Он думает: я здесь с тех пор, как начался бракоразводный процесс – сто богословов, тысяча юристов, десять тысяч часов, истраченных на прения. Знаю все почти с самого начала: кардинал делился со мной подробностями – поздно вечером за вином рассказывал про желание короля развестись с женой и про то, как думает подступиться к делу.
– Безобразие, – говорит он.
– А, вы про камин… И вы зовете это камином? Вы зовете это погодой?
По комнате плывет дым от сырых дров.
– Дым, чад и никакого тепла! – продолжает Шапюи.
– Поставьте печь. У меня печи.
– Да уж. А потом слуги наталкивают в них мусор, и они взрываются. Или труба рушится, так что надо посылать через Ла-Манш за печником. Знаю я эти печки. – Шапюи трет синие от холода руки. – Я ведь сказал ее духовнику. Спросите у нее на смертном одре, осталась ли она девственной в первом браке. Словам умирающей поверит весь мир. Но он старик, так что за горем позабыл спросить. Теперь мы никогда не узнаем.
Хм. Раньше посол и мысли не допускал (по крайней мере, вслух), что Екатерина все эти годы могла говорить неправду.
– Но знаете, – говорит Шапюи, – перед самым отъездом она сказала слова, которые очень меня смутили.
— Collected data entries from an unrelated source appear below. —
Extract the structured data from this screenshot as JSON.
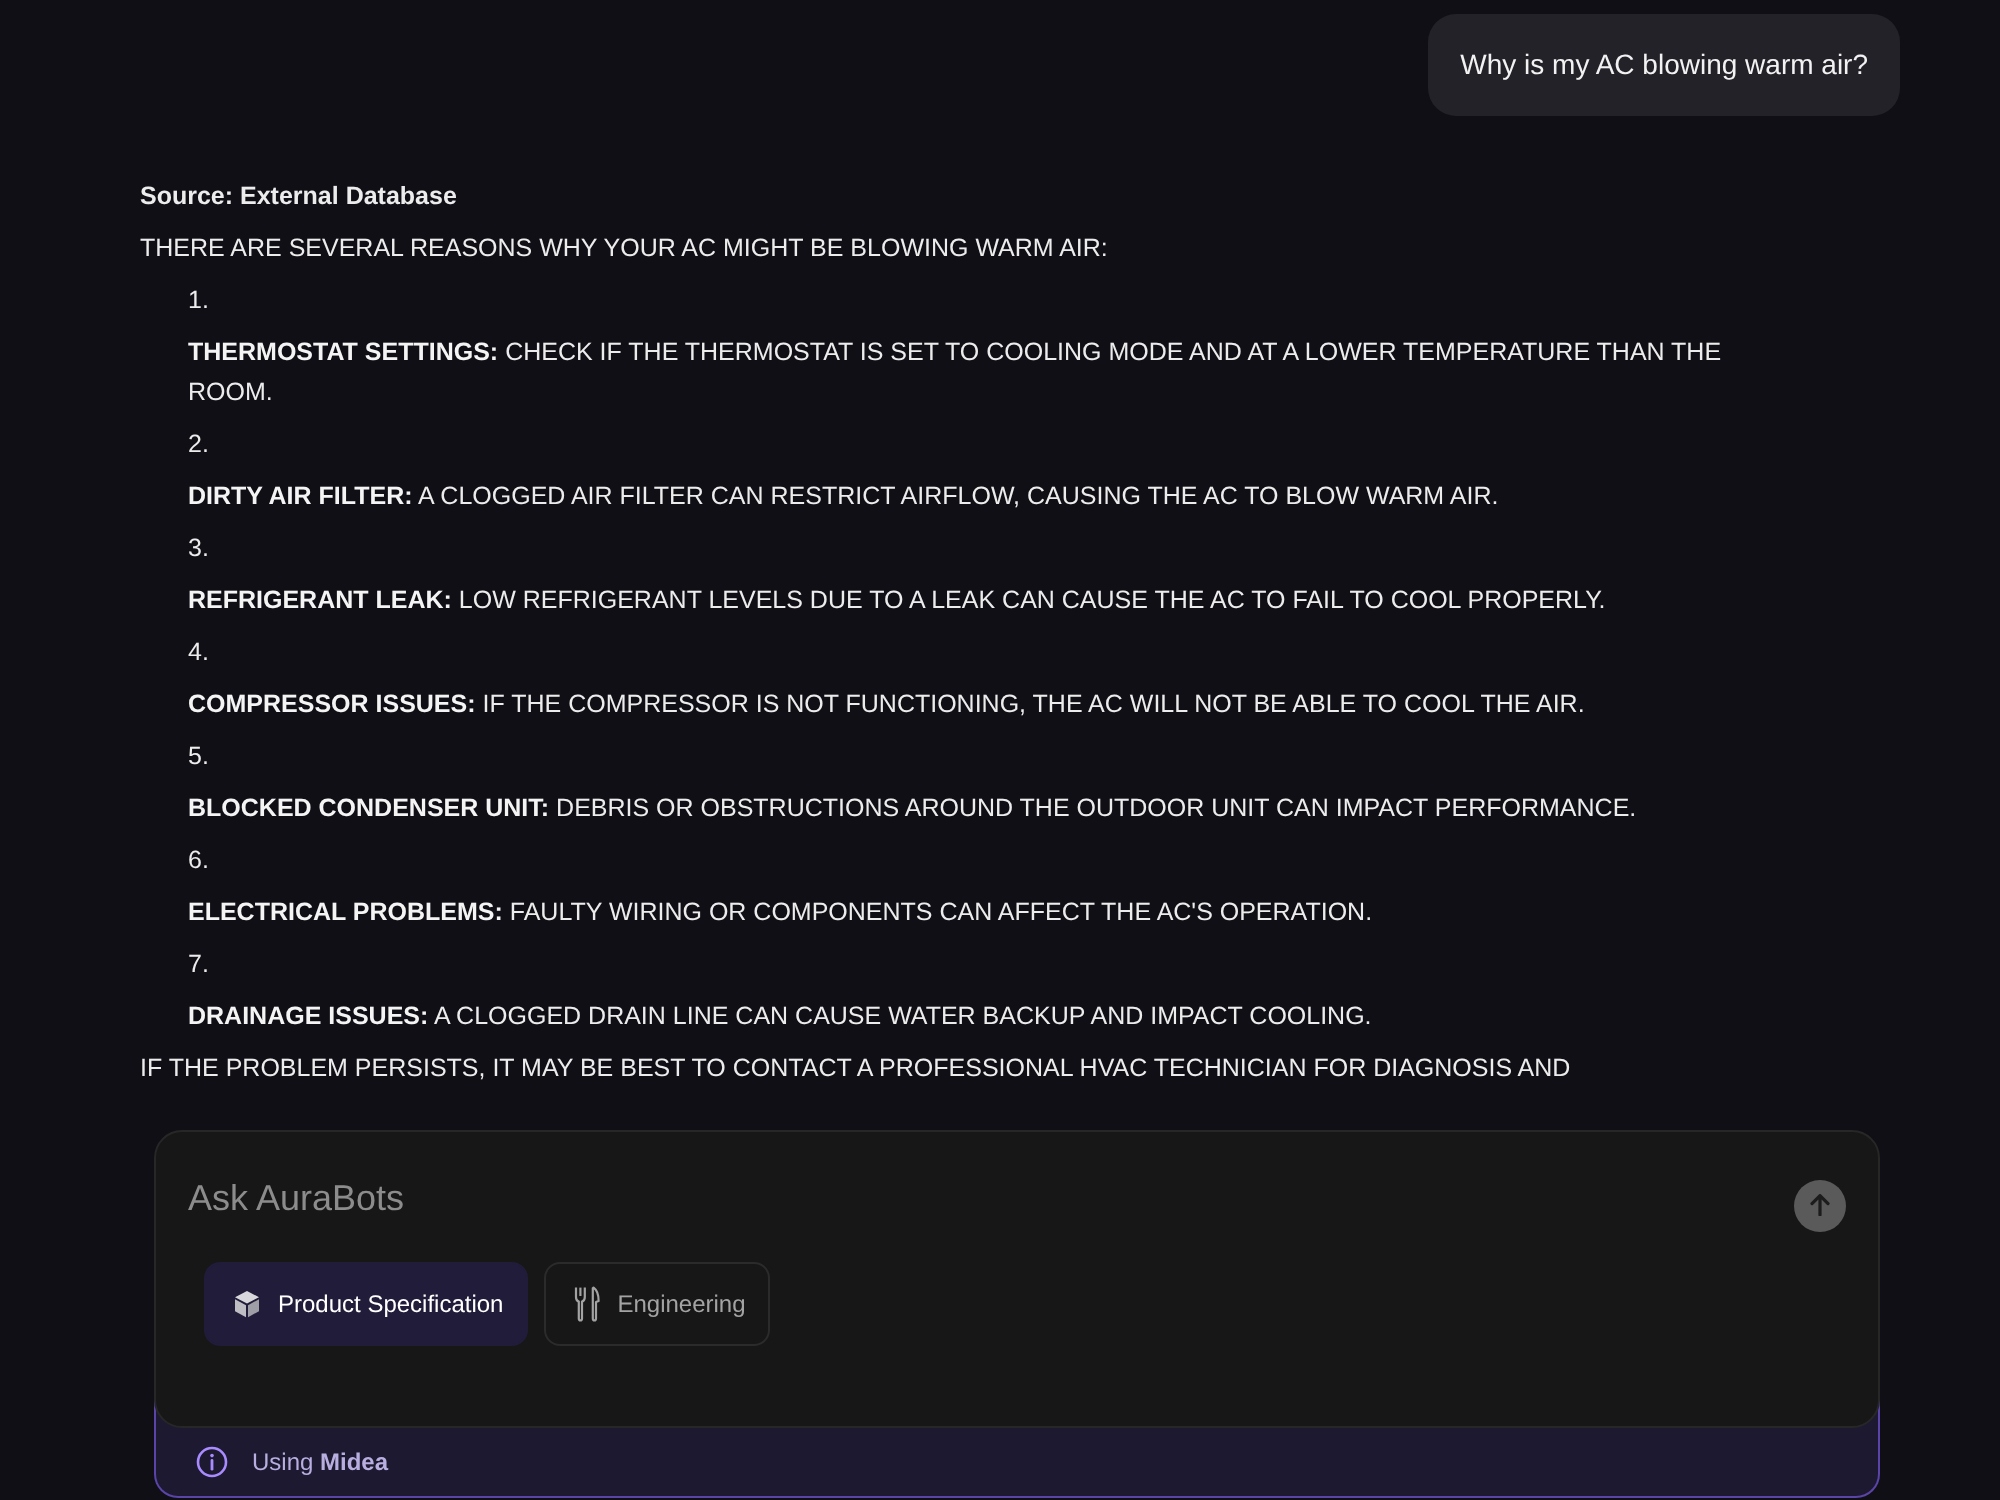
{
  "user_message": {
    "text": "Why is my AC blowing warm air?"
  },
  "assistant_message": {
    "source": "Source: External Database",
    "intro": "THERE ARE SEVERAL REASONS WHY YOUR AC MIGHT BE BLOWING WARM AIR:",
    "items": [
      {
        "number": "1.",
        "text": "**THERMOSTAT SETTINGS:** CHECK IF THE THERMOSTAT IS SET TO COOLING MODE AND AT A LOWER TEMPERATURE THAN THE ROOM."
      },
      {
        "number": "2.",
        "text": "**DIRTY AIR FILTER:** A CLOGGED AIR FILTER CAN RESTRICT AIRFLOW, CAUSING THE AC TO BLOW WARM AIR."
      },
      {
        "number": "3.",
        "text": "**REFRIGERANT LEAK:** LOW REFRIGERANT LEVELS DUE TO A LEAK CAN CAUSE THE AC TO FAIL TO COOL PROPERLY."
      },
      {
        "number": "4.",
        "text": "**COMPRESSOR ISSUES:** IF THE COMPRESSOR IS NOT FUNCTIONING, THE AC WILL NOT BE ABLE TO COOL THE AIR."
      },
      {
        "number": "5.",
        "text": "**BLOCKED CONDENSER UNIT:** DEBRIS OR OBSTRUCTIONS AROUND THE OUTDOOR UNIT CAN IMPACT PERFORMANCE."
      },
      {
        "number": "6.",
        "text": "**ELECTRICAL PROBLEMS:** FAULTY WIRING OR COMPONENTS CAN AFFECT THE AC'S OPERATION."
      },
      {
        "number": "7.",
        "text": "**DRAINAGE ISSUES:** A CLOGGED DRAIN LINE CAN CAUSE WATER BACKUP AND IMPACT COOLING."
      }
    ],
    "closing": "IF THE PROBLEM PERSISTS, IT MAY BE BEST TO CONTACT A PROFESSIONAL HVAC TECHNICIAN FOR DIAGNOSIS AND"
  },
  "composer": {
    "placeholder": "Ask AuraBots",
    "modes": [
      {
        "kind": "cube",
        "label": "Product Specification",
        "selected": true
      },
      {
        "kind": "utensils",
        "label": "Engineering",
        "selected": false
      }
    ]
  },
  "context_bar": {
    "text": "Using **Midea**"
  }
}
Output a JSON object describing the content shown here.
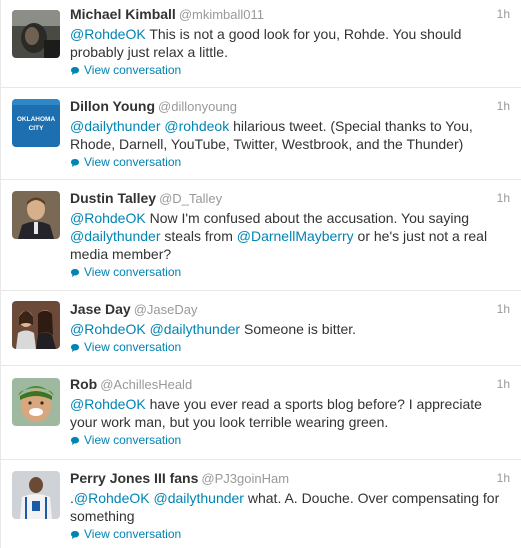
{
  "tweets": [
    {
      "name": "Michael Kimball",
      "handle": "@mkimball011",
      "time": "1h",
      "segments": [
        {
          "t": "@RohdeOK",
          "m": true
        },
        {
          "t": " This is not a good look for you, Rohde. You should probably just relax a little."
        }
      ],
      "conversation": "View conversation"
    },
    {
      "name": "Dillon Young",
      "handle": "@dillonyoung",
      "time": "1h",
      "avatar_text": [
        "OKLAHOMA",
        "CITY"
      ],
      "segments": [
        {
          "t": "@dailythunder",
          "m": true
        },
        {
          "t": " "
        },
        {
          "t": "@rohdeok",
          "m": true
        },
        {
          "t": " hilarious tweet. (Special thanks to You, Rhode, Darnell, YouTube, Twitter, Westbrook, and the Thunder)"
        }
      ],
      "conversation": "View conversation"
    },
    {
      "name": "Dustin Talley",
      "handle": "@D_Talley",
      "time": "1h",
      "segments": [
        {
          "t": "@RohdeOK",
          "m": true
        },
        {
          "t": " Now I'm confused about the accusation. You saying "
        },
        {
          "t": "@dailythunder",
          "m": true
        },
        {
          "t": " steals from "
        },
        {
          "t": "@DarnellMayberry",
          "m": true
        },
        {
          "t": " or he's just not a real media member?"
        }
      ],
      "conversation": "View conversation"
    },
    {
      "name": "Jase Day",
      "handle": "@JaseDay",
      "time": "1h",
      "segments": [
        {
          "t": "@RohdeOK",
          "m": true
        },
        {
          "t": " "
        },
        {
          "t": "@dailythunder",
          "m": true
        },
        {
          "t": " Someone is bitter."
        }
      ],
      "conversation": "View conversation"
    },
    {
      "name": "Rob",
      "handle": "@AchillesHeald",
      "time": "1h",
      "segments": [
        {
          "t": "@RohdeOK",
          "m": true
        },
        {
          "t": " have you ever read a sports blog before? I appreciate your work man, but you look terrible wearing green."
        }
      ],
      "conversation": "View conversation"
    },
    {
      "name": "Perry Jones III fans",
      "handle": "@PJ3goinHam",
      "time": "1h",
      "segments": [
        {
          "t": "."
        },
        {
          "t": "@RohdeOK",
          "m": true
        },
        {
          "t": " "
        },
        {
          "t": "@dailythunder",
          "m": true
        },
        {
          "t": " what. A. Douche. Over compensating for something"
        }
      ],
      "conversation": "View conversation"
    }
  ],
  "colors": {
    "link": "#0084b4",
    "text": "#333333",
    "muted": "#999999",
    "border": "#e8e8e8"
  },
  "icons": {
    "conversation": "speech-bubble-icon"
  }
}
Она сказала: «Возможно, я сама во всем виновата. Что перечила королю, а не ушла в монастырь и не дала ему жениться снова». Я ответил: «Что вы такое говорите, мадам?» Потому что я и сам удивился. «Что вы такое говорите, правда на вашей стороне, так говорят и церковные юристы, и светские». – «И все же у них были сомнения. А если я была не права, значит я своим упорством заставила короля, не терпящего возражений, действовать в соответствии с худшими качествами натуры, а значит, частично разделяю его вину». Я сказал ей: добрая госпожа, вы чересчур строги к себе, пусть король сам несет вину за свои грехи, сам за них отвечает. Но она покачала головой. – Шапюи, расстроенный, потерянный, тоже качает головой. – Все те, кто отдал жизнь, добрый епископ Фишер, Томас Мор, благочестивые монахи-картезианцы… «Я ухожу из жизни, – сказала она, – таща на себе их трупы».
Он молчит. Шапюи подходит к столу, открывает инкрустированную шкатулку:
– Знаете, что это?
Он берет шелковый цветок – осторожно, боясь, что лепестки рассыплются в прах.
– Да. Подарок от Генриха. На рождение Новогоднего принца.
– Я стал лучше думать о короле. Прежде мне и в голову не приходило, что он может быть чувствительным и нежным. Я бы точно до такого не додумался.
– Вы горький старый холостяк, Эсташ.